Elke Krystufek: "Leni Peikert scheitert ja als Figur, Geld für ihren Zirkus aufzutreiben. Bas Jan Ader scheitert bei seiner Überfahrt durch den Ozean. Kirchner ist durch seinen Selbstmord gescheitert an seinem Lebensentwurf. Die Expressionisten sind auch gescheitert in dem, was sie finden wollten in der Südsee."

Nämlich schöne, nackte Körper - Männerklischees, glaubt man Krystufek. Dieses Vorurteil erhärtet sie mit einem bereits von der Biennale in Venedig bekannten Verfahren, der Inversion, einer platten und einfachen Umkehrung: Wo bisher die Herren Künstler nackte Frauen malten, holt sich nun eine Frau nackte Männermodelle ins Atelier. "Does a female painting speak rather 2 a woman?", ist als Frage an den Rand gekritzelt, ob ein Akt- oder Pornobild aus weiblicher Sicht eher Frauen anspricht:

"Gerade meine Bilder sprechen ja sehr vehement, weil sie eben oft sehr textlastig sind - und die Texte eine andere Art von Auseinandersetzung ermöglichen."

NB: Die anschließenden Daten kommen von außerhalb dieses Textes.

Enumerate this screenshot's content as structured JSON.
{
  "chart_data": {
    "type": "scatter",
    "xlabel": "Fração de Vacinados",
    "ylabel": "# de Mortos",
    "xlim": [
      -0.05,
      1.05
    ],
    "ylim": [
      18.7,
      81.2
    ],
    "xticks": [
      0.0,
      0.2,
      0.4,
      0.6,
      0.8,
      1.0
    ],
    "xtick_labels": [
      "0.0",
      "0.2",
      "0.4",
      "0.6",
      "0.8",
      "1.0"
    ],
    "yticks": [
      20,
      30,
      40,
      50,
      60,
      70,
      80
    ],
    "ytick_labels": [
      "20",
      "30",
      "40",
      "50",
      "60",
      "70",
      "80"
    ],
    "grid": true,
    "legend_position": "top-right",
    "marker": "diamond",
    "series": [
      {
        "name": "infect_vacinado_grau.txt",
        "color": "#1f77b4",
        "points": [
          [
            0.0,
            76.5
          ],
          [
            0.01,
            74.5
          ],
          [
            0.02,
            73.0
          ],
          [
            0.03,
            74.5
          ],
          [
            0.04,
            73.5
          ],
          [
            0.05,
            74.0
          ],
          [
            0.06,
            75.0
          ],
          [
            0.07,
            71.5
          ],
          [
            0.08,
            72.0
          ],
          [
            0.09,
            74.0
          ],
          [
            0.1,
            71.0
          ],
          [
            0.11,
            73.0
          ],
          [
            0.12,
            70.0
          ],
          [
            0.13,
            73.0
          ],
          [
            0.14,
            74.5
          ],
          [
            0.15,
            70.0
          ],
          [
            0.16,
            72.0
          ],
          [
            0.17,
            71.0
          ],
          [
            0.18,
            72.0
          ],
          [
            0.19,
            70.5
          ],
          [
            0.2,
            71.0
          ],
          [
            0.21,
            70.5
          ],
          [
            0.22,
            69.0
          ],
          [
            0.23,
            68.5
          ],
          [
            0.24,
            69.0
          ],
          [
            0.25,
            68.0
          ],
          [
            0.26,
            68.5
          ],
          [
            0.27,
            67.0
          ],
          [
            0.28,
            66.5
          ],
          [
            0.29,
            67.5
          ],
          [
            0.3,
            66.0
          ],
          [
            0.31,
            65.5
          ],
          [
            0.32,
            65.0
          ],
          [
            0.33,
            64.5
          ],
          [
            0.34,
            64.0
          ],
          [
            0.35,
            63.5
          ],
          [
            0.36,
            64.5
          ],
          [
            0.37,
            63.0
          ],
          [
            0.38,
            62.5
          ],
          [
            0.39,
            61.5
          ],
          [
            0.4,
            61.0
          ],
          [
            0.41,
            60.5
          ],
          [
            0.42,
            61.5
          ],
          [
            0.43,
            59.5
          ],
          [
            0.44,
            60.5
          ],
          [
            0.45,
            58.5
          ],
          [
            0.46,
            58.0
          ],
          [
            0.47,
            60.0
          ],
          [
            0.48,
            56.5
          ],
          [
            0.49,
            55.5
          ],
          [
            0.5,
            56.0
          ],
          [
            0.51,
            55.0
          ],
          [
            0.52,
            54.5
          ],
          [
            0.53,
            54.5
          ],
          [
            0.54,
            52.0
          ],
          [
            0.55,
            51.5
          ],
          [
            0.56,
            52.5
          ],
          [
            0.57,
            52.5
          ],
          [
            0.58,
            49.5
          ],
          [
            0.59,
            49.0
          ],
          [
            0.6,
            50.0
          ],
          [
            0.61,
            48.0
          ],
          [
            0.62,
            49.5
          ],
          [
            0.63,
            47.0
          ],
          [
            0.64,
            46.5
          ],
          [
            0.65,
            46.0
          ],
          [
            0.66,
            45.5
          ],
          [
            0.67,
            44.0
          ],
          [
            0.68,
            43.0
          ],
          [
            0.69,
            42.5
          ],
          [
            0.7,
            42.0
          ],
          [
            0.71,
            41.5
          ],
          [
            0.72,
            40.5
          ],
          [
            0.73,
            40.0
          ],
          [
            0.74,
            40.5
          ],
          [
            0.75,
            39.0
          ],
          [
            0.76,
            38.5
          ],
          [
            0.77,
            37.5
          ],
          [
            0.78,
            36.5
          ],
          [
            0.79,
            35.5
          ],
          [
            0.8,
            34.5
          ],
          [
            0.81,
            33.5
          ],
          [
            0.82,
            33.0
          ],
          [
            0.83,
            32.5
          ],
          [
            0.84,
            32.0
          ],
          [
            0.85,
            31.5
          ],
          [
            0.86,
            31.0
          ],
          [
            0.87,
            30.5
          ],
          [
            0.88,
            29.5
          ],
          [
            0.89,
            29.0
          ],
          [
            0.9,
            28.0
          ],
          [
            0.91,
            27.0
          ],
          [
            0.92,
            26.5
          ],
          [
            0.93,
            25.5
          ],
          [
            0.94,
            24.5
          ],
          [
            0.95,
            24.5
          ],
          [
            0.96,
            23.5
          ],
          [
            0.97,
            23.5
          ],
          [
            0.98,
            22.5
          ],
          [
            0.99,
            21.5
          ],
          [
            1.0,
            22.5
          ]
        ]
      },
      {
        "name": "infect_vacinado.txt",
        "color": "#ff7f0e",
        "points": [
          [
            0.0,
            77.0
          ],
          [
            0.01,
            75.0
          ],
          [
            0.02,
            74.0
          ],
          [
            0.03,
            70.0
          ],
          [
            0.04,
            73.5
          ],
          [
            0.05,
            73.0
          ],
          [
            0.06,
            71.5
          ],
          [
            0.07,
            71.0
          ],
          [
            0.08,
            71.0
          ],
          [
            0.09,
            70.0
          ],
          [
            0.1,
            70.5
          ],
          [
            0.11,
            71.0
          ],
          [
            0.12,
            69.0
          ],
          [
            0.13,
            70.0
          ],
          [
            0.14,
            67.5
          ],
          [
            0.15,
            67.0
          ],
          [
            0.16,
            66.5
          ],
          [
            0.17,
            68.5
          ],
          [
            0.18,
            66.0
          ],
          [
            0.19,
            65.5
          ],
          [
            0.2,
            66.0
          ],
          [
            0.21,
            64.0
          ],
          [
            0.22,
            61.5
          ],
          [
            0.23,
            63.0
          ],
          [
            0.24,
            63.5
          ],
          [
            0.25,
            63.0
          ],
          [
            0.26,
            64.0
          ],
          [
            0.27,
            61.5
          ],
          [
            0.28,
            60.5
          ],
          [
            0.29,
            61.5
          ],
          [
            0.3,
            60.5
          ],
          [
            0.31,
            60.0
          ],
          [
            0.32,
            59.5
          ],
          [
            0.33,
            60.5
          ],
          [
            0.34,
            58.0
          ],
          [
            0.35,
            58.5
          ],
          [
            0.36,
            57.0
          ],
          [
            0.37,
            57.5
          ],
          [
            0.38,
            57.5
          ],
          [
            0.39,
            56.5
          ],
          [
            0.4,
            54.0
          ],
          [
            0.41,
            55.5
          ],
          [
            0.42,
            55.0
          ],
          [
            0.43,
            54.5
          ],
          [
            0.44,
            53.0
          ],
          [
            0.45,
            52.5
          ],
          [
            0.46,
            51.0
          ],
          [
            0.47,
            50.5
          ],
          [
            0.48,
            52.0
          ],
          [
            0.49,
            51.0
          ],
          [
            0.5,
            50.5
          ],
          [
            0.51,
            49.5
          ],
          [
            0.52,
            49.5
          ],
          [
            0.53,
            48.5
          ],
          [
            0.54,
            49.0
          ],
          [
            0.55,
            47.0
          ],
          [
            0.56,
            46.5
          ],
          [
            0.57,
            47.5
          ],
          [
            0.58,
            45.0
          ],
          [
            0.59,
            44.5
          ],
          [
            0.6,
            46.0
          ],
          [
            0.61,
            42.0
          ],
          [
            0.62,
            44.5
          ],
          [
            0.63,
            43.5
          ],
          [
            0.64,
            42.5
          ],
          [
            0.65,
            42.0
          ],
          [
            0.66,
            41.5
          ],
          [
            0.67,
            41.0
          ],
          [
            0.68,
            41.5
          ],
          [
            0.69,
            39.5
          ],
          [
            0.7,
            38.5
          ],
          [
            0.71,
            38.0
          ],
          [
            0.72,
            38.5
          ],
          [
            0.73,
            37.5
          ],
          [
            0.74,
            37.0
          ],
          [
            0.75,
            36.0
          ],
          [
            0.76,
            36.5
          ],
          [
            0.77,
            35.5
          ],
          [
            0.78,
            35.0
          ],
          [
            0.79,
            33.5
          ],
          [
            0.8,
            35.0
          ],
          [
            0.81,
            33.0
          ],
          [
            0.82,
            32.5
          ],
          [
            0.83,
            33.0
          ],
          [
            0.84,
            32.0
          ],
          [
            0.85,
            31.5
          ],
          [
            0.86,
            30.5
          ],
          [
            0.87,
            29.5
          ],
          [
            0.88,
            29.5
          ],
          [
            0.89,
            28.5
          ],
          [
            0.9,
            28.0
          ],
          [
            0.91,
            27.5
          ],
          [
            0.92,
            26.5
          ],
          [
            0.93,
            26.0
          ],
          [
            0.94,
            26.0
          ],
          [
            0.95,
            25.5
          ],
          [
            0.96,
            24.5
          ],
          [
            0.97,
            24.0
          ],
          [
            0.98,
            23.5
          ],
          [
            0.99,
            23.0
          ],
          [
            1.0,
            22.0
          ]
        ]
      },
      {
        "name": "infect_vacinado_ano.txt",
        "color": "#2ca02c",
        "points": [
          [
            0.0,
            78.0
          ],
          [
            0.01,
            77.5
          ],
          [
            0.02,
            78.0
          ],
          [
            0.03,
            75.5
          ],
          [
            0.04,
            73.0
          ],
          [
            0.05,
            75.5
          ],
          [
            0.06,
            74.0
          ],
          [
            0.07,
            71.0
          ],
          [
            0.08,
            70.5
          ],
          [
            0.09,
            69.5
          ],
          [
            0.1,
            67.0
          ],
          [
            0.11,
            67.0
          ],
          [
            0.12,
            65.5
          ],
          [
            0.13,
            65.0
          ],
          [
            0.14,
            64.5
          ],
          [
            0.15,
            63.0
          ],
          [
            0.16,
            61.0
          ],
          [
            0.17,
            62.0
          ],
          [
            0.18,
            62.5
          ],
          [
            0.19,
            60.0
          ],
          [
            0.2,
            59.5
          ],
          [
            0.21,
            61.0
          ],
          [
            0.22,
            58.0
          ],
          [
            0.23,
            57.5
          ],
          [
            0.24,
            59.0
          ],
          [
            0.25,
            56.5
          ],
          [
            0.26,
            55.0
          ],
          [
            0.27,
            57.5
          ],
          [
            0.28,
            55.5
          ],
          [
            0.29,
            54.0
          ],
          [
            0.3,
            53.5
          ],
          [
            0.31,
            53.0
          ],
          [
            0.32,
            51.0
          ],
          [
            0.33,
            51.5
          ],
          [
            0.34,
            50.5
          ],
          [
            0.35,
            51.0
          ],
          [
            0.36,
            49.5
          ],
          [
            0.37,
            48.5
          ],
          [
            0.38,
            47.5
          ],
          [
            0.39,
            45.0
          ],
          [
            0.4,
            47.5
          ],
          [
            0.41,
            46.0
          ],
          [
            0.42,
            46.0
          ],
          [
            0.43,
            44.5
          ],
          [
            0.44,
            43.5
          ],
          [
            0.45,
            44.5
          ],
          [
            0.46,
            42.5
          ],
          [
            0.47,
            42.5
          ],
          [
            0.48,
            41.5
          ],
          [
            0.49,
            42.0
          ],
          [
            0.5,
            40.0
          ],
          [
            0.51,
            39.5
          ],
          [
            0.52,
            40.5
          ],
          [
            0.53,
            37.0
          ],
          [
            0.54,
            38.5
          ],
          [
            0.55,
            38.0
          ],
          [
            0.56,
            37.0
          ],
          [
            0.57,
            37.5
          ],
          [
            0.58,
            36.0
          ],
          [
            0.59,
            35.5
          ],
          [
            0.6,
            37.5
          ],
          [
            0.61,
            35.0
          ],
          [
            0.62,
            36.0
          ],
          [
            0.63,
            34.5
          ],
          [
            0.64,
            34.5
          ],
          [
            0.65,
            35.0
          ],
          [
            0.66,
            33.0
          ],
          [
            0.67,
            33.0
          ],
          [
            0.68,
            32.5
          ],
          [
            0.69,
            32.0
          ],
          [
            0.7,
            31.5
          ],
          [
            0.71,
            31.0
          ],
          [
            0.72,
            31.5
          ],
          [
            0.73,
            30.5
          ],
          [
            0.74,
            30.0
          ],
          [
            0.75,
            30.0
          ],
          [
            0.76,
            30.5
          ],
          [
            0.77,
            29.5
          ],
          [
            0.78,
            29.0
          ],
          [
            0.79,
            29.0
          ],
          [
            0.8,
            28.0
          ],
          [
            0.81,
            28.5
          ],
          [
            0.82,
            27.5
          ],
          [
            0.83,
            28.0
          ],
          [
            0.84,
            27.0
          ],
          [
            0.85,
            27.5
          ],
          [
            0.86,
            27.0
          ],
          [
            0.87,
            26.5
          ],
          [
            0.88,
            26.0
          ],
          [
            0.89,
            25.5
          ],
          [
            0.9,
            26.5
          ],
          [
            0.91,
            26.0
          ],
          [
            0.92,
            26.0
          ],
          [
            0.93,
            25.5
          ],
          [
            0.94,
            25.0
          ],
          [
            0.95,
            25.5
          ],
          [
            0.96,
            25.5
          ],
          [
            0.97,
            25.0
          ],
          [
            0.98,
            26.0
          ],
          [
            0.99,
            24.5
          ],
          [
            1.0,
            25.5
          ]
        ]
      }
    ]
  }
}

Genau das aber bewirken ganze Kolonnen von handschriftlichen Notaten nicht. Eher nährt diese Art der literarischen Absicherung und Beglaubigung schwacher Gemälde ein Misstrauen gegen die krampfhaften Versuche, sich überall, in jedem Genre zu beweisen. Beim Direktor der Kestner-Gesellschaft wäre das gar nicht nötig, denn Veit Görner hat längst verstanden, was das gar nicht so neue Prinzip künstlerischer Institutionenkritik angeht:

"Sie brauchen das System, das sie bekämpfen, um überhaupt ökonomisch erfolgreich sein zu können. Und wir haben uns dann darauf geeinigt, die Ausstellung doch durchzuführen. Was wir nicht nachgegeben haben, waren ihre Forderungen, dass sie Texthoheit beansprucht hat. Da muss ich dann einfach sagen: Ich als Autor schreibe meine Texte und sie als Künstlerin malt ihre Bilder - und ich male ihr nicht rein und sie schreibt mir nicht rein. Ende!"